I'll play devil's advocate a bit - I'm not addressing the patch specifically (since I haven't fully read all of it or the discussion around it, and if it was a bad patch, I'm sure it would have been shot down on its own merits) but the thinking to use around what goes into the 2.x branch:
 * (point 1) We're not ready for maintenance mode, at least until we have timelines and completed APIs for GWT 3. If we are, we should be forbidding all merge requests to gwt-user that don't fix critical bugs. 

 * (point 2 and 3) Can't argue with new tools arriving that solve the problem better, especially if they are going into 3 as a cross-platform way of solving the problem (gwt/java/j2cl). Obvious caveat here (even for the devil's advocate) that with the release of 3, breaking changes off of 2 are acceptable and expected.

 * (point 4) Without transitioning the existing GWT Safe* tools, SafeHtmlTemplates is stuck in the past, as is UiBinder, I18n Messages, and any HasSafeHtml widget (both in GWT and in the general ecosystem). This is a lot to leave behind in the name of "but the tool didn't belong in GWT in the first place". We've had our chance to properly deprecate it for the 2.8 release, and if our past timelines are any measure, it is going to be at least a year before we finally ship a release with SafeHtml, and all that use it, deprecated. And once we've reached that point, unless gwt-user depends on (or rebases, etc) safe-html-types or any other successor, all of the above downstream classes which use SafeHtml are left effectively broken (not unlike the unported Generators and Linkers we have today). 

Obviously ClientBundle/GssResource isn't actually deprecated, but we have officially said that new tools should not use the features that it takes advantage of. SafeHtml takes this a step further - GssResource got several upgrades within the 2.8 release (unlike other generators), despite it being deprecated, but with SafeHtml going out, it takes out features within many GWT Widgets themselves. There will be no officially supported way to correctly assign safe html content into an HTML widget.
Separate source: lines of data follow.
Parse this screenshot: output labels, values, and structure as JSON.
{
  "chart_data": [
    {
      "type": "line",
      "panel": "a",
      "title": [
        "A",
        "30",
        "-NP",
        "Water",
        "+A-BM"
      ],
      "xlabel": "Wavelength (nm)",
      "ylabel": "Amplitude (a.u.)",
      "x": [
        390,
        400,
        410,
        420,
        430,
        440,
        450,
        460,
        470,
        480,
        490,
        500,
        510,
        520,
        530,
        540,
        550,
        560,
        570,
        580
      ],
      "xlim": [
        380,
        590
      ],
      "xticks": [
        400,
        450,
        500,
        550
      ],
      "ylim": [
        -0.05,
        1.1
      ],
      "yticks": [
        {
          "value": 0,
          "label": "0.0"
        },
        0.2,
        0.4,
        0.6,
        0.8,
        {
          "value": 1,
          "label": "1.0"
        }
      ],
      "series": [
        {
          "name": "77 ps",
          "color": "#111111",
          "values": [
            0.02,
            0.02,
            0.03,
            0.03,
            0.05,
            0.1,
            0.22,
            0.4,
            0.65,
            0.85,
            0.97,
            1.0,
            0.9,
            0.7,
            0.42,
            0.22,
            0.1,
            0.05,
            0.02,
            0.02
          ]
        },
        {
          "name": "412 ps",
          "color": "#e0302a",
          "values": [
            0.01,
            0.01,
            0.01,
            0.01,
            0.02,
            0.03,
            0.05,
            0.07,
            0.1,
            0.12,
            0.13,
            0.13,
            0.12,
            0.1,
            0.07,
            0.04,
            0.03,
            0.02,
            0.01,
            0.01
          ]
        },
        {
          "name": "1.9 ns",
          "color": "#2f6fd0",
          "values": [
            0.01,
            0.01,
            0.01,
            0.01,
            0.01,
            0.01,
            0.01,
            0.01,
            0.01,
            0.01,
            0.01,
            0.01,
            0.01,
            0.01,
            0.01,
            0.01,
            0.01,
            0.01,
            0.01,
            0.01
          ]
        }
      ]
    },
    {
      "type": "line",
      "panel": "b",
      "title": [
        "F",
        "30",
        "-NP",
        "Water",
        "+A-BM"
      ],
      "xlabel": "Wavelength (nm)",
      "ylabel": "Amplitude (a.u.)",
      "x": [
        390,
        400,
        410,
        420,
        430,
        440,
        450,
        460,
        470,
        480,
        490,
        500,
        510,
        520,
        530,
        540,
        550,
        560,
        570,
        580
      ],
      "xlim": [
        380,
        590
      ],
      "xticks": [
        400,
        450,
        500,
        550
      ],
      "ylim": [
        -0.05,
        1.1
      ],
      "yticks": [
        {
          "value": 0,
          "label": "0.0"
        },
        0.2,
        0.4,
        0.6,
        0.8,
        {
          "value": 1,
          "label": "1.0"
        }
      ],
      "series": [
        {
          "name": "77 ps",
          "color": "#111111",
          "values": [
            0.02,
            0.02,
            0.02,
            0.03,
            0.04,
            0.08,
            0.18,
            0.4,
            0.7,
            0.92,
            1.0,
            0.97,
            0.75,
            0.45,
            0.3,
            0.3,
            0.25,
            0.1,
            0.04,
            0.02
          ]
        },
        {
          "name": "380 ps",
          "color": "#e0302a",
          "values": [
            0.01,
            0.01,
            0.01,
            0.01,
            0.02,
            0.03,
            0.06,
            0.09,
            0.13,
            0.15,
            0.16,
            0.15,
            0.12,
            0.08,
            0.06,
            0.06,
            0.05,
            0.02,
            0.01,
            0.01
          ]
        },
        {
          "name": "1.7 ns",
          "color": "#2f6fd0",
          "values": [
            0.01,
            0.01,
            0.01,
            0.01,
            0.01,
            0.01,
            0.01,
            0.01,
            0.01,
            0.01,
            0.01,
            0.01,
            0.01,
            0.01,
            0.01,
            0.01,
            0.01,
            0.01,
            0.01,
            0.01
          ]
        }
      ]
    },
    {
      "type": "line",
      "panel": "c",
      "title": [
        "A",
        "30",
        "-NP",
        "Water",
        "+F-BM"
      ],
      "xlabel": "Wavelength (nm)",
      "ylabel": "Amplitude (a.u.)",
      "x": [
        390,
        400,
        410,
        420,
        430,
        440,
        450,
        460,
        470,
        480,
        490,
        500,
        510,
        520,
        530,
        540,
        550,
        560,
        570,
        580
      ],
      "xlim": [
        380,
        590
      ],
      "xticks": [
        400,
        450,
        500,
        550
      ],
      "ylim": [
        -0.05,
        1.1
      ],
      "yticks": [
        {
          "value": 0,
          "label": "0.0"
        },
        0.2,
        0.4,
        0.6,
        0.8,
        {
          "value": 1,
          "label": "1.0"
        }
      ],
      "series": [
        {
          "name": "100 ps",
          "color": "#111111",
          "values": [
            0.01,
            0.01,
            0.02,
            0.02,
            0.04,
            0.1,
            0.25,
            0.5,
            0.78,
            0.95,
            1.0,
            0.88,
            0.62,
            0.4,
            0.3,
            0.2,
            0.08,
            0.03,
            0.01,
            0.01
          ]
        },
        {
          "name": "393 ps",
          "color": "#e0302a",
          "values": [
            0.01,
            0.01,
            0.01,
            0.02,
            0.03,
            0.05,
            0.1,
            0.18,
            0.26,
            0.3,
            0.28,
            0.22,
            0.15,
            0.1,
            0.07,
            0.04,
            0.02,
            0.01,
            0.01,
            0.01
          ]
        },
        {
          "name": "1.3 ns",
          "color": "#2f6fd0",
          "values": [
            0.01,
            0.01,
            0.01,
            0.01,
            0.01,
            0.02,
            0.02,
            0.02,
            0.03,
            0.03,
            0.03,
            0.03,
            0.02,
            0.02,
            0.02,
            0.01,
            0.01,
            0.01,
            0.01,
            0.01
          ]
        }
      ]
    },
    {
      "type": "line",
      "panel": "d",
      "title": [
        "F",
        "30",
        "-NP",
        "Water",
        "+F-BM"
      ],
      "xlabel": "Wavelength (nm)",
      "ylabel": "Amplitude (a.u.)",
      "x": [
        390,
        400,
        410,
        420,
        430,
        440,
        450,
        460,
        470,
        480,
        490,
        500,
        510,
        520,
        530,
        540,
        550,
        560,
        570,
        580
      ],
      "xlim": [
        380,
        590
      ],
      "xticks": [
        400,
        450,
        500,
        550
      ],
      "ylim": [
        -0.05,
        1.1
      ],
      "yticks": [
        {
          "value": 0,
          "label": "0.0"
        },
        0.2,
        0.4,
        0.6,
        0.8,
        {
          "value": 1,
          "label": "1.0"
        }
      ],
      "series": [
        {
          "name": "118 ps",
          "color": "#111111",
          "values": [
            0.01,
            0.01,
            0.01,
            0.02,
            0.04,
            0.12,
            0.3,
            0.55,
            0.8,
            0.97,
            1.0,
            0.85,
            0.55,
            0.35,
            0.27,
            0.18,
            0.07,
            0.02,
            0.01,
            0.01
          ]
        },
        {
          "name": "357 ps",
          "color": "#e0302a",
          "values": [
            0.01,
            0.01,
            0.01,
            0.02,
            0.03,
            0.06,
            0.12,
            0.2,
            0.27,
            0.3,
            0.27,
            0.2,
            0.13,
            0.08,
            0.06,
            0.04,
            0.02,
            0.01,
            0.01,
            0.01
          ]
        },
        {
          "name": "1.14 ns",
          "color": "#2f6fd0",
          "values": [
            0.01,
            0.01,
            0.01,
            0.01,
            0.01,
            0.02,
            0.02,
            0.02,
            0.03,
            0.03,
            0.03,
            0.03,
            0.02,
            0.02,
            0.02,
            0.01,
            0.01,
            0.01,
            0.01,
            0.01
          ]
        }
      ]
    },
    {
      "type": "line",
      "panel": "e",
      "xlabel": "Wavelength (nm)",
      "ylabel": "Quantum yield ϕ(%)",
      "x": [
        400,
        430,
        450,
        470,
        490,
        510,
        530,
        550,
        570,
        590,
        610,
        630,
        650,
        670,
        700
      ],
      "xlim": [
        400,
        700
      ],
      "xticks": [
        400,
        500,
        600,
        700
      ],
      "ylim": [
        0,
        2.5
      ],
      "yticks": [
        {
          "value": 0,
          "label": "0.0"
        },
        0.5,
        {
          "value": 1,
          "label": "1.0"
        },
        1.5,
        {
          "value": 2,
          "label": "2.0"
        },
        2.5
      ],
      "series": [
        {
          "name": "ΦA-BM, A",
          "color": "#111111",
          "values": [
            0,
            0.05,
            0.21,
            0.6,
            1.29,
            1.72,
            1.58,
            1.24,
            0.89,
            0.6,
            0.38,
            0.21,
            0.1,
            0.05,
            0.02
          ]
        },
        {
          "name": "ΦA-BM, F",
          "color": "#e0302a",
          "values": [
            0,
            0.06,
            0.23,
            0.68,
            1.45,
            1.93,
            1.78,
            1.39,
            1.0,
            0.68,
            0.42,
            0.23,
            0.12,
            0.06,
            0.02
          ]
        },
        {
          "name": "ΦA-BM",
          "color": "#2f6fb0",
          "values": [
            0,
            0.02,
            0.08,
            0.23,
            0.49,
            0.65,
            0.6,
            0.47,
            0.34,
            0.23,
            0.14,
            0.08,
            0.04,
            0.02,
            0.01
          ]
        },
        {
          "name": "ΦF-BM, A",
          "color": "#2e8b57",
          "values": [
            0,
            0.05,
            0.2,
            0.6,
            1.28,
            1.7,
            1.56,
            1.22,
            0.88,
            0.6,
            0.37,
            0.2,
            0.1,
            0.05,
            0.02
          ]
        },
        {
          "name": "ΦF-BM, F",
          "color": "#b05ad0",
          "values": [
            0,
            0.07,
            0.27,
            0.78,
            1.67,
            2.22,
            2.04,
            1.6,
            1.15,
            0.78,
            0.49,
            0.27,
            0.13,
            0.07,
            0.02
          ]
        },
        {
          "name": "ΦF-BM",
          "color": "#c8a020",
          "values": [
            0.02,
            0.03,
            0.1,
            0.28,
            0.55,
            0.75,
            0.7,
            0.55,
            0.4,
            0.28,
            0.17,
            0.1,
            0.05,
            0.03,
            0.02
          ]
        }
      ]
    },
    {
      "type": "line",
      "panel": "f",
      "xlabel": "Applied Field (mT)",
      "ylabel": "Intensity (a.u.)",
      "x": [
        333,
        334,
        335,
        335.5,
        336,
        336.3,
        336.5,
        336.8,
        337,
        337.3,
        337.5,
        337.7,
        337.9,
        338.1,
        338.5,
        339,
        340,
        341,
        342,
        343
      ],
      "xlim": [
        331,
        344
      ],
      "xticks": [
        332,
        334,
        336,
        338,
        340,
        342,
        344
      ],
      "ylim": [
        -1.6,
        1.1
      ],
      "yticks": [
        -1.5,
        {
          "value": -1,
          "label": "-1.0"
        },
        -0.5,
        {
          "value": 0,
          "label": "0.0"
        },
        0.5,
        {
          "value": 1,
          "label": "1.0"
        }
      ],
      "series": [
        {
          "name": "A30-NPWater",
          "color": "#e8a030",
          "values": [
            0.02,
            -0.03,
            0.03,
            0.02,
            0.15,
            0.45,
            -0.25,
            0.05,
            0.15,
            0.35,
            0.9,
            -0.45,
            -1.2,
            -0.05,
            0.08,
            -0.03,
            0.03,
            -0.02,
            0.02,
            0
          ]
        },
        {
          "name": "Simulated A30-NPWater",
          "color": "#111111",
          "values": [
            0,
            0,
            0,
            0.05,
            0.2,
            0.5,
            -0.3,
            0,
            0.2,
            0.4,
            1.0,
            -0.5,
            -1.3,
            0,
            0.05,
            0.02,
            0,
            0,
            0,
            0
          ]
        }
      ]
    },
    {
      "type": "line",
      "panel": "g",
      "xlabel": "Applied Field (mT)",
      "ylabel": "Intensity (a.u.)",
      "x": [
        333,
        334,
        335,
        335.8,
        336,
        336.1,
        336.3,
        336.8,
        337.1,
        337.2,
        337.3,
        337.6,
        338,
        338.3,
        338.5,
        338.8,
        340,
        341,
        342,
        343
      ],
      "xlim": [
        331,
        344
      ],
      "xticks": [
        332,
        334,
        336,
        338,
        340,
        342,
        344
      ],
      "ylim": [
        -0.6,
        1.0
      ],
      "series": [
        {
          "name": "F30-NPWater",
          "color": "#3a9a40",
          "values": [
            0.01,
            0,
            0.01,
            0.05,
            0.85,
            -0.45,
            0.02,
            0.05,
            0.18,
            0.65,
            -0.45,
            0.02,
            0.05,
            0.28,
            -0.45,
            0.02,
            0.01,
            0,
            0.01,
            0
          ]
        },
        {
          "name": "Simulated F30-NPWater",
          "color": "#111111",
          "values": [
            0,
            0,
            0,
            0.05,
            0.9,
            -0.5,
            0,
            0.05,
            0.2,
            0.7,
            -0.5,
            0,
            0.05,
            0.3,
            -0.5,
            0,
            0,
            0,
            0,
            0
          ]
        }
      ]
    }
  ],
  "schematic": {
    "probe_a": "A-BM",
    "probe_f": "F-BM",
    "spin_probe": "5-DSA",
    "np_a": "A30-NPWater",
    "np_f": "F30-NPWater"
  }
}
Now yes, a bit of hyperbole there - you can of course (as Thomas noted in his email) simply asString() the not-gwt SafeHtml and use it, or provide your own wrapper, but depending on your project size (and GWT users out there have some big ones) that could be hundreds or thousands of sites to fix in code. Yet another change would be needed for any widgets that the project has which implement HasSafeHtml (so it can still be used in UiBinder), UiBinder @UiFields or getters (which return SafeUri for use in its embedded SafeHtml handling), Messages (to wrap any incoming url). This ignores any use of Messages/Constants in a SafeHtml-using uibinder itself - I'm not seeing a clear path there without the use of default methods in I18n interfaces (which admittedly, would probably work, but isn't going to be pretty).

---

Speaking for myself again, I am not prepared to outright "-2" any contribution to gwt-user that isn't a fix for a critical bug. I don't think we're ready today to deprecate everything inside of gwt-user that isn't JRE emulation or jsinterop-based. Ideally of course aspects of GWT will be spun out as community projects and maintained separately, but until we pull it off (or even start), any new GWT user will assume that anything in gwt-user is the best basis for a GWT project. Actively abandoning most of gwt-user is not going to help the already difficult situation we're in there.